Specs aside, this screen is eye-poppingly gorgeous and a huge upgrade. Even in the sunny corner of my apartment, where the original Deck’s screen struggles to be seen, the OLED version cuts through the glare. In HDR-capable titles like Cyberpunk 2077, the glitzy neon signs and streetlights of Night City were intense as I drove a long-dead rock star’s Porsche through the rainy streets. Later in the game, I snooped around a downloaded crime scene for clues and had to squint my eyes during a flashlight-bright transition sequence. You have to see this screen to believe it; even if your favorite titles don’t have HDR support, everything you play on the new Deck looks more punchy.

Power Struggle

Gamers are a notorious lot, always craving more and more horsepower from their devices. Well, the newest Steam Deck OLED doesn’t address those desires at all. In fact, Valve has gone harder in the direction of efficiency, using a new custom chip—manufactured with an improved 6-nm process, for you processor nerds—to decrease power usage at the same speeds overall.

In my testing, at least when using the beta version of the operating system loaded onto my loaner, the Steam Deck OLED put up performance numbers very similar to the older model. In the built-in Cyberpunk 2077 benchmark, both a 2022 Deck and this new one scored 30 frames per second on average. Stray similarly hovered around 60 fps depending on what was happening on screen, with no perceptible difference between the old and new Decks. The Deck still isn’t as much of a graphical beast as a home console—and loses out to competing handhelds like the ASUS Rog Ally and Lenovo Legion Go for graphics power—but Valve’s got everyone else beat on battery life.

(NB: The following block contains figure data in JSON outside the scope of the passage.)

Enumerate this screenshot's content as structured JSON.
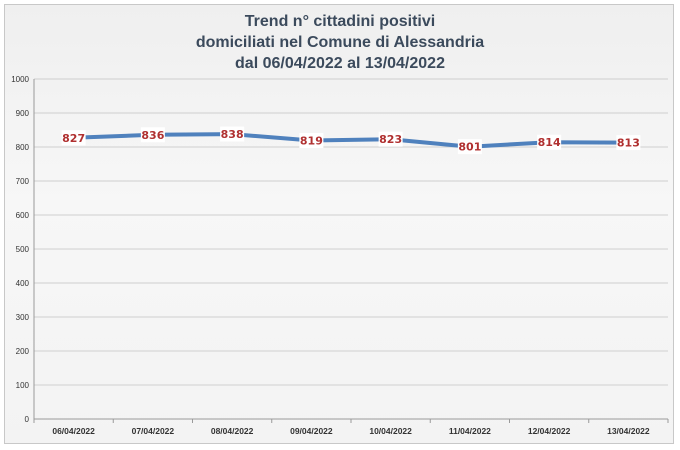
{
  "chart_data": {
    "type": "line",
    "title_lines": [
      "Trend n° cittadini positivi",
      "domiciliati nel Comune di Alessandria",
      "dal 06/04/2022 al 13/04/2022"
    ],
    "categories": [
      "06/04/2022",
      "07/04/2022",
      "08/04/2022",
      "09/04/2022",
      "10/04/2022",
      "11/04/2022",
      "12/04/2022",
      "13/04/2022"
    ],
    "series": [
      {
        "values": [
          827,
          836,
          838,
          819,
          823,
          801,
          814,
          813
        ]
      }
    ],
    "ylim": [
      0,
      1000
    ],
    "yticks": [
      0,
      100,
      200,
      300,
      400,
      500,
      600,
      700,
      800,
      900,
      1000
    ],
    "grid": true,
    "legend": "none",
    "data_labels": true,
    "colors": {
      "line": "#4f81bd",
      "label_text": "#b03030",
      "gridline": "#cfcfcf",
      "title": "#3b4a5c"
    }
  }
}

The updated Valve-designed processor paired with a bigger battery means overall longer run time. Whereas I’d get only a couple of hours out of a big AAA game before I’d need to charge the previous Deck, the OLED model can last longer, though playing time may vary greatly between games depending on how graphics-intensive they are. On the original Deck, I could sit down with Cyberpunk 2077 for maybe two hours before the thing hit 10 percent, while the new model lasts closer to two and a half hours. In stylish-yet-simple games like Night in the Woods and Donut County, I got estimates of around four hours from the Deck’s OS. It’s so highly variable due to the wide variety of compatible titles, so it’s difficult to get a sense of the true lifespan. My overall feeling is that you won’t be running to plug in the Steam Deck OLED as frequently.

Push My Buttons

Photograph: Valve

Thankfully, unlike on competing handhelds, Valve has gone out of its way to validate games for the Deck and marks them in the Steam store as such. Some games are untested, but many of them are at least labeled “playable” if not “Great on Deck.” Popular blockbuster titles like Baldur’s Gate III, Elden Ring, and Mortal Kombat 1 are rated Great, while Starfield, with its demanding graphics, is a no-go, “unsupported” on the Steam Deck’s low-power chip. If the latest and greatest aren’t of interest, a lot of cool, fun indie games like Hades and Vampire Survivors hustle on the Deck and get far longer battery life.